子どもから高齢者まで、歯の健康から社会にコミットする

2023/05/31
マガジンサミット編集部

 大阪で開設されているクレモト歯科診療所の院長であり、同院の母体である医療法人時和会の呉本勝隆氏は、大阪大学大学院歯学研究科での研究生活を経て、インプラントと根管治療の経験豊富な専門医となったかたわら、法人の代表として先進的な歯科医療経営を行っている。クリニックをはじめとした施設の強みや、歯科業界の課題、患者への思いについて話を聞いた。

クリニック・法人の強み

 私が院長をしているクレモト歯科診療所では、インプラントと根管治療に重きを置いています。根管治療とは、虫歯になった歯の根元の感染を取り除き、歯自体は保存する治療です。インプラントは歯を抜いて人工歯に入れ替えるのですが、私は両方の専門医資格を持っていますので、歯を抜くか、それとも抜かずに保存するかの判断を客観的に行うことができると考えています。

 また、法人としては、保育園を2施設ほど経営しています。なぜ歯科クリニックを経営しながら保育園も経営しているかというと、まず小さな子どものときから歯を診ていきたいからです。もともと歯並びが悪いお子さんもいますし、口呼吸や指しゃぶりなどの癖があって歯の成長が阻害されるお子さんもいます。私としては、歯が悪くなる前の上流の部分で予防していきたいという思いがあり、保育士さんと協働しながら、歯の部分では私たち歯科医が診ていきたいと考えています。そういった歯科医療を行っているところはなかなかないでしょう。

歯科業界の現状と今後

 歯科業界におけるホットトピックスは、やはり治療のデジタライゼーションではないかと思います。今までは歯科医の経験に頼っていた技術、例えば私が専門とするインプラントでも、数ミリ単位で誤りのない治療をはじめ、人工歯を作る際も口腔内の3D画像をとり、コンピュータがセラミックを削り出して自動的に作ることができるようになっています。当法人もいかにデジタライゼーションに投資するかについて、優先順位をつけて判断をしながら経営を行っています。

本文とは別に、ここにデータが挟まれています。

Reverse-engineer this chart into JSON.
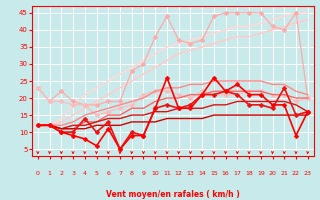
{
  "xlabel": "Vent moyen/en rafales ( km/h )",
  "bg_color": "#c8eaea",
  "grid_color": "#ffffff",
  "text_color": "#ff0000",
  "xlim": [
    -0.5,
    23.5
  ],
  "ylim": [
    3,
    47
  ],
  "xticks": [
    0,
    1,
    2,
    3,
    4,
    5,
    6,
    7,
    8,
    9,
    10,
    11,
    12,
    13,
    14,
    15,
    16,
    17,
    18,
    19,
    20,
    21,
    22,
    23
  ],
  "yticks": [
    5,
    10,
    15,
    20,
    25,
    30,
    35,
    40,
    45
  ],
  "series": [
    {
      "name": "line_dark1",
      "x": [
        0,
        1,
        2,
        3,
        4,
        5,
        6,
        7,
        8,
        9,
        10,
        11,
        12,
        13,
        14,
        15,
        16,
        17,
        18,
        19,
        20,
        21,
        22,
        23
      ],
      "y": [
        12,
        12,
        11,
        11,
        11,
        12,
        12,
        12,
        13,
        13,
        13,
        14,
        14,
        14,
        14,
        15,
        15,
        15,
        15,
        15,
        15,
        15,
        15,
        15
      ],
      "color": "#cc0000",
      "lw": 1.0,
      "marker": null
    },
    {
      "name": "line_dark2",
      "x": [
        0,
        1,
        2,
        3,
        4,
        5,
        6,
        7,
        8,
        9,
        10,
        11,
        12,
        13,
        14,
        15,
        16,
        17,
        18,
        19,
        20,
        21,
        22,
        23
      ],
      "y": [
        12,
        12,
        11,
        12,
        12,
        13,
        14,
        14,
        15,
        15,
        16,
        16,
        17,
        17,
        17,
        18,
        18,
        19,
        19,
        19,
        19,
        19,
        18,
        16
      ],
      "color": "#dd1111",
      "lw": 1.0,
      "marker": null
    },
    {
      "name": "line_mid1",
      "x": [
        0,
        1,
        2,
        3,
        4,
        5,
        6,
        7,
        8,
        9,
        10,
        11,
        12,
        13,
        14,
        15,
        16,
        17,
        18,
        19,
        20,
        21,
        22,
        23
      ],
      "y": [
        12,
        12,
        11,
        11,
        13,
        13,
        15,
        15,
        17,
        17,
        19,
        20,
        20,
        21,
        21,
        22,
        22,
        22,
        22,
        22,
        21,
        21,
        20,
        20
      ],
      "color": "#ff6666",
      "lw": 1.0,
      "marker": null
    },
    {
      "name": "line_mid2",
      "x": [
        0,
        1,
        2,
        3,
        4,
        5,
        6,
        7,
        8,
        9,
        10,
        11,
        12,
        13,
        14,
        15,
        16,
        17,
        18,
        19,
        20,
        21,
        22,
        23
      ],
      "y": [
        12,
        12,
        12,
        13,
        15,
        16,
        17,
        18,
        19,
        20,
        22,
        23,
        23,
        24,
        24,
        25,
        25,
        25,
        25,
        25,
        24,
        24,
        22,
        21
      ],
      "color": "#ff8888",
      "lw": 1.0,
      "marker": null
    },
    {
      "name": "dotted_pink_upper",
      "x": [
        0,
        1,
        2,
        3,
        4,
        5,
        6,
        7,
        8,
        9,
        10,
        11,
        12,
        13,
        14,
        15,
        16,
        17,
        18,
        19,
        20,
        21,
        22,
        23
      ],
      "y": [
        23,
        19,
        22,
        19,
        18,
        18,
        19,
        19,
        28,
        30,
        38,
        44,
        37,
        36,
        37,
        44,
        45,
        45,
        45,
        45,
        41,
        40,
        45,
        20
      ],
      "color": "#ffaaaa",
      "lw": 0.9,
      "marker": "D",
      "ms": 2.5
    },
    {
      "name": "dotted_pink_mid",
      "x": [
        0,
        1,
        2,
        3,
        4,
        5,
        6,
        7,
        8,
        9,
        10,
        11,
        12,
        13,
        14,
        15,
        16,
        17,
        18,
        19,
        20,
        21,
        22,
        23
      ],
      "y": [
        23,
        19,
        19,
        18,
        18,
        15,
        16,
        17,
        18,
        21,
        22,
        22,
        21,
        20,
        22,
        21,
        21,
        21,
        22,
        22,
        21,
        21,
        19,
        20
      ],
      "color": "#ffbbbb",
      "lw": 0.9,
      "marker": "D",
      "ms": 2.5
    },
    {
      "name": "straight_light1",
      "x": [
        0,
        1,
        2,
        3,
        4,
        5,
        6,
        7,
        8,
        9,
        10,
        11,
        12,
        13,
        14,
        15,
        16,
        17,
        18,
        19,
        20,
        21,
        22,
        23
      ],
      "y": [
        12,
        12,
        13,
        15,
        17,
        19,
        21,
        23,
        25,
        27,
        29,
        31,
        33,
        34,
        35,
        36,
        37,
        38,
        38,
        39,
        40,
        41,
        42,
        43
      ],
      "color": "#ffcccc",
      "lw": 1.2,
      "marker": null
    },
    {
      "name": "straight_light2",
      "x": [
        0,
        1,
        2,
        3,
        4,
        5,
        6,
        7,
        8,
        9,
        10,
        11,
        12,
        13,
        14,
        15,
        16,
        17,
        18,
        19,
        20,
        21,
        22,
        23
      ],
      "y": [
        12,
        12,
        14,
        18,
        21,
        23,
        25,
        27,
        29,
        31,
        33,
        35,
        36,
        37,
        38,
        39,
        40,
        41,
        41,
        42,
        43,
        44,
        45,
        45
      ],
      "color": "#ffd8d8",
      "lw": 1.2,
      "marker": null
    },
    {
      "name": "red_spiky",
      "x": [
        0,
        1,
        2,
        3,
        4,
        5,
        6,
        7,
        8,
        9,
        10,
        11,
        12,
        13,
        14,
        15,
        16,
        17,
        18,
        19,
        20,
        21,
        22,
        23
      ],
      "y": [
        12,
        12,
        10,
        9,
        8,
        6,
        11,
        5,
        9,
        9,
        17,
        26,
        17,
        17,
        21,
        26,
        22,
        24,
        21,
        21,
        18,
        18,
        9,
        16
      ],
      "color": "#ff0000",
      "lw": 1.2,
      "marker": "D",
      "ms": 2.5
    },
    {
      "name": "red_spiky2",
      "x": [
        0,
        1,
        2,
        3,
        4,
        5,
        6,
        7,
        8,
        9,
        10,
        11,
        12,
        13,
        14,
        15,
        16,
        17,
        18,
        19,
        20,
        21,
        22,
        23
      ],
      "y": [
        12,
        12,
        10,
        10,
        14,
        10,
        13,
        5,
        10,
        9,
        17,
        18,
        17,
        18,
        21,
        21,
        22,
        21,
        18,
        18,
        17,
        23,
        15,
        16
      ],
      "color": "#ee1111",
      "lw": 1.2,
      "marker": "D",
      "ms": 2.5
    }
  ]
}
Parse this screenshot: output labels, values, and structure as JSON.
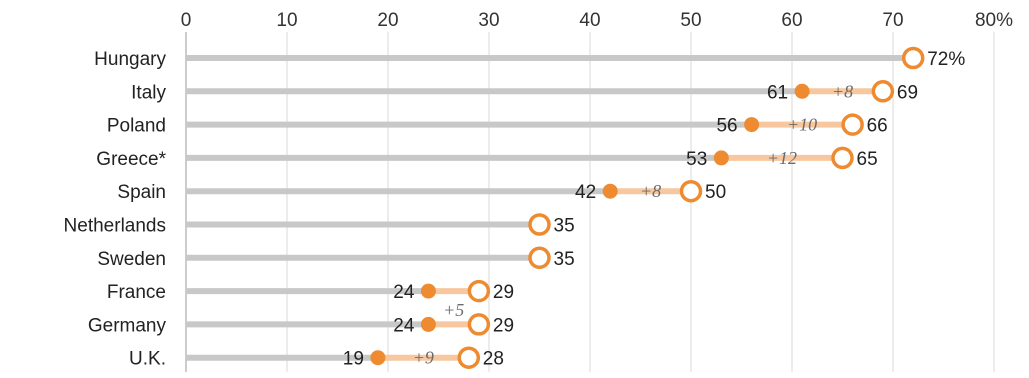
{
  "chart_data": {
    "type": "dot-range",
    "xlim": [
      0,
      80
    ],
    "x_ticks": [
      "0",
      "10",
      "20",
      "30",
      "40",
      "50",
      "60",
      "70",
      "80%"
    ],
    "grid": true,
    "colors": {
      "accent": "#ee8a2f",
      "accent_light": "#f7c79f",
      "bar": "#c8c8c8",
      "grid": "#d9d9d9"
    },
    "rows": [
      {
        "country": "Hungary",
        "start": null,
        "end": 72,
        "end_label": "72%",
        "diff": null
      },
      {
        "country": "Italy",
        "start": 61,
        "end": 69,
        "end_label": "69",
        "diff": "+8"
      },
      {
        "country": "Poland",
        "start": 56,
        "end": 66,
        "end_label": "66",
        "diff": "+10"
      },
      {
        "country": "Greece*",
        "start": 53,
        "end": 65,
        "end_label": "65",
        "diff": "+12"
      },
      {
        "country": "Spain",
        "start": 42,
        "end": 50,
        "end_label": "50",
        "diff": "+8"
      },
      {
        "country": "Netherlands",
        "start": null,
        "end": 35,
        "end_label": "35",
        "diff": null
      },
      {
        "country": "Sweden",
        "start": null,
        "end": 35,
        "end_label": "35",
        "diff": null
      },
      {
        "country": "France",
        "start": 24,
        "end": 29,
        "end_label": "29",
        "diff": "+5",
        "diff_below": true
      },
      {
        "country": "Germany",
        "start": 24,
        "end": 29,
        "end_label": "29",
        "diff": null
      },
      {
        "country": "U.K.",
        "start": 19,
        "end": 28,
        "end_label": "28",
        "diff": "+9"
      }
    ]
  }
}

 もう一点は、教育については課題があると思います。今までの歯科業界は、経験のあるベテラン歯科医が新人を教えるという体制でした。ただ、そうすると指導に時間がとられ、クリニックの運営にも支障が出ます。ですから当法人では、新人教育のカリキュラム動画を作成しており、一人でも多くのスタッフが理解できるよう教育の標準化を目指しています。とはいうものの、研修に労力やコストをかけなければ人は育ちません。外部講師を招いたり、ときには休診をしてその時間に勉強会を行ったりして、教育の質を担保するようにしています。

患者様への思い

 最初に、私は子どものときから患者様を診ていきたいとお話ししましたが、高齢者の方においても、健康寿命を延ばすためにぜひ歯科にかかっていただきたいと思っています。歯の状態の悪化から全身的な疾患のリスクも高まりますし、また食べたいものをおいしく食べるという生活の質にも関わってきます。歯の健康をいかに意識するかによって、健康で長く幸せに生きていけるかを左右するといっても過言ではありません。

 そう思うのは、歯並びを直したことで人生が明るくなったという方や、ご高齢でもインプラント治療を行って90歳を過ぎても健康に暮らしている方など、さまざまな患者様との出会いがあったという背景があります。

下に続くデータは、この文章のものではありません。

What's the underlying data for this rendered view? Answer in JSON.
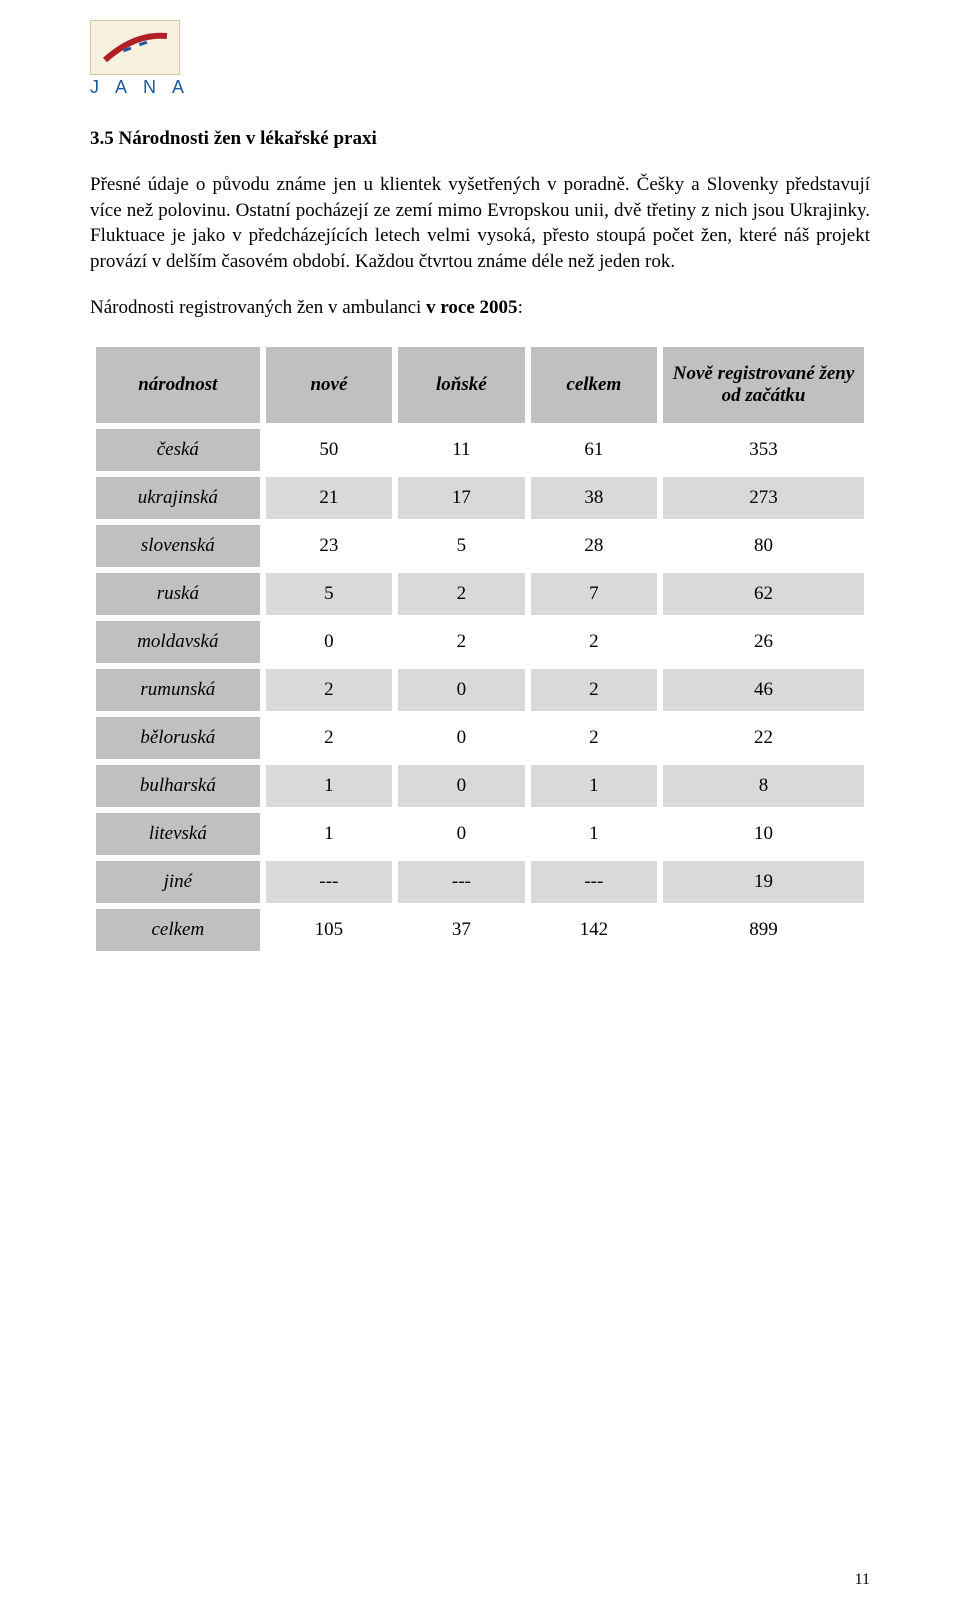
{
  "logo": {
    "text": "J A N A"
  },
  "section": {
    "title": "3.5 Národnosti žen v lékařské praxi",
    "para1": "Přesné údaje o původu známe jen u klientek vyšetřených v poradně. Češky a Slovenky představují více než polovinu. Ostatní pocházejí ze zemí mimo Evropskou unii, dvě třetiny z nich jsou Ukrajinky. Fluktuace je jako v předcházejících letech velmi vysoká, přesto stoupá počet žen, které náš projekt provází v delším časovém období. Každou čtvrtou známe déle než jeden rok.",
    "caption_prefix": "Národnosti registrovaných žen v ambulanci ",
    "caption_bold": "v roce 2005",
    "caption_suffix": ":"
  },
  "table": {
    "columns": [
      "národnost",
      "nové",
      "loňské",
      "celkem",
      "Nově registrované ženy od začátku"
    ],
    "col_widths": [
      "22%",
      "17%",
      "17%",
      "17%",
      "27%"
    ],
    "header_bg": "#c0c0c0",
    "shaded_bg": "#d9d9d9",
    "cell_bg": "#ffffff",
    "rows": [
      {
        "label": "česká",
        "v": [
          "50",
          "11",
          "61",
          "353"
        ],
        "shaded": false
      },
      {
        "label": "ukrajinská",
        "v": [
          "21",
          "17",
          "38",
          "273"
        ],
        "shaded": true
      },
      {
        "label": "slovenská",
        "v": [
          "23",
          "5",
          "28",
          "80"
        ],
        "shaded": false
      },
      {
        "label": "ruská",
        "v": [
          "5",
          "2",
          "7",
          "62"
        ],
        "shaded": true
      },
      {
        "label": "moldavská",
        "v": [
          "0",
          "2",
          "2",
          "26"
        ],
        "shaded": false
      },
      {
        "label": "rumunská",
        "v": [
          "2",
          "0",
          "2",
          "46"
        ],
        "shaded": true
      },
      {
        "label": "běloruská",
        "v": [
          "2",
          "0",
          "2",
          "22"
        ],
        "shaded": false
      },
      {
        "label": "bulharská",
        "v": [
          "1",
          "0",
          "1",
          "8"
        ],
        "shaded": true
      },
      {
        "label": "litevská",
        "v": [
          "1",
          "0",
          "1",
          "10"
        ],
        "shaded": false
      },
      {
        "label": "jiné",
        "v": [
          "---",
          "---",
          "---",
          "19"
        ],
        "shaded": true
      },
      {
        "label": "celkem",
        "v": [
          "105",
          "37",
          "142",
          "899"
        ],
        "shaded": false
      }
    ]
  },
  "page_number": "11",
  "colors": {
    "text": "#000000",
    "logo_blue": "#1a5a9a",
    "logo_bg": "#f7f1df",
    "logo_red": "#b21f24"
  }
}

 また、自分の子どもが生まれるまでは、いかに悪くなった歯を治療するかということばかり考えてきました。しかし、子どもが生まれたことで、やはり子どものときから予防を行っていくことが重要であると改めて気付がされました。お子さんからご高齢の方まで、それこそ社会全体にコミットできるような歯科治療をこれからも行っていきたいと考えています。